13. In the instant case, admittedly the permission to remove the goods on the eve of the presentation of the Budget of the year 2000-2001 was accorded to the appellants on their request in writing under this Rule 224(2A). They furnished an undertaking that duty at the enhanced rate shall be paid by them in case of any increase. It also remains undisputed that in the Finance Bill when presented, increase in the duty (SED) was proposed on the goods and notification in this regard was issued on 1.3.2000. The appellants were therefore liable to pay the differential duty on account of the increase and they even accordingly paid the same, though under protest, which in our view, did not carry any legal sanctity. After having availed the special concession /benefit of removing the goods on the eve of the budget, which they otherwise legally could not do because of the restriction imposed on the removal by Rule 224(2), the appellants could not raise protest while making payment of differential duty. The doctrine of estoppel stands in their way, to raise such a protest. They are legally debarred from disputing their liability, under the said doctrine, for payment of enhanced duty on the ground that the notification enhancing the duty was issued on the date subsequent to their removal of the goods i.e. on 1.3.2000. The removal of the goods by them has to be related to that date (1.3.2000) on which they could only remove the goods from the factory, in view of the complete ban imposed, under Rule 224 (2) on such removal. They cannot be permitted to wriggle out of their own undertaking to pay duty at the enhanced rate, made applicable to the goods removed by them, after the presentation of the budget. Their undertaking had been rightly enforced by the Department and recovery of the differential duty from them on account of enhancement of rate of duty cannot be in any manner held to be illegal/non-justifiable, under the law.

7. Rule 224 of the Central Excise Rules, 1944 is a special provision for clearance of goods on pre-budget / budget day. It is an option given to the assessee for removal of goods on these days on fulfillment of the conditions as prescribed in the said Rules. I find that in this case, the assessee cleared the goods on fulfillment of the conditions as prescribed in the said Rules. As such, the special provision under Rule 224 of the Rules, 1944 enacted for the purpose of carry out the Act in a particular situation and therefore, Rule 224 cannot said to be traveled beyond the scope of the Act.

7. The contention of the learned advocate that enhanced rate of duty would be governed under the provisional clause of Tax Act and therefore, Rule 224(2A) is not applicable herein, is not correct in my view. I find that the Larger Bench decision in the case of Vikrant Tyres Ltd. (Supra) had also given a detailed finding on this issue as under:

14. ... Similarly, in Indian Explosive Ltd., Calcutta (supra) Special Excise duty was introduced for the first time in 1978 Budget on the Urea Fertilizer and the assessee cleared those goods on the eve of the budget and thereafter they were called upon to the duty in terms of the undertaking furnished by them under Rule 224(2A).

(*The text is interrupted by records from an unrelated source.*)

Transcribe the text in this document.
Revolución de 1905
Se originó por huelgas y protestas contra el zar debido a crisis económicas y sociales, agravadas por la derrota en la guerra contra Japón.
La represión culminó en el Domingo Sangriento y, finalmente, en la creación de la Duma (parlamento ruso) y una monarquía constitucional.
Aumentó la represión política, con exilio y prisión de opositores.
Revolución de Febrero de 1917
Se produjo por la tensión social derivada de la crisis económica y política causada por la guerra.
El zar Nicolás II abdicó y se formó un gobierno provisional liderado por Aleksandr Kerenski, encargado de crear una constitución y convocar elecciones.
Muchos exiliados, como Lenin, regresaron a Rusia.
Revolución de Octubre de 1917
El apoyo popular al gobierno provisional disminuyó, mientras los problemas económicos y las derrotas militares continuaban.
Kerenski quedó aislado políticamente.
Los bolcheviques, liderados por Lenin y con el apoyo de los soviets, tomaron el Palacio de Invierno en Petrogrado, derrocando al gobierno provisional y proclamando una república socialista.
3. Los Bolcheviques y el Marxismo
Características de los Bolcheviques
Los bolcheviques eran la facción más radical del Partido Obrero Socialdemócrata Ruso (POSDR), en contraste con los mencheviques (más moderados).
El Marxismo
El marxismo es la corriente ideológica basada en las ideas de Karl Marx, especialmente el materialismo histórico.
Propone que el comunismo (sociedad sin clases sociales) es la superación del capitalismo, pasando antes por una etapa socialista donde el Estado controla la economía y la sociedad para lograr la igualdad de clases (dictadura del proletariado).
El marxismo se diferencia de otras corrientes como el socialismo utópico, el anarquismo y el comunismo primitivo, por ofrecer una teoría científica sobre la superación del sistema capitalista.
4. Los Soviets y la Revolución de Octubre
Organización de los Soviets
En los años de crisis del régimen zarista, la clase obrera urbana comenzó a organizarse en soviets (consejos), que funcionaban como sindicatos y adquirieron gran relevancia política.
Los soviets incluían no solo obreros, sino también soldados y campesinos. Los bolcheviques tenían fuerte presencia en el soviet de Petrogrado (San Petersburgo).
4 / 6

Since no special duty existed on the goods at the time of removal, any undertaking given by them under the said Rule, was not of any help to the Revenue for claiming the duty. It was under these circumstances, the Bench after commenting on the interpretation and scope of Section 4 of the Provisional Collection of Taxes and Rule 224(2A), came to the conclusion that special duty could be claimed only after the midnight hours of the date of budget onwards and not prior to that. But such is not the situation in the instant case, in the light of facts and circumstances referred above.

8. In view of the above, I do not find any reason to interfere with the order of the lower appellate authority and accordingly, the appeal is rejected.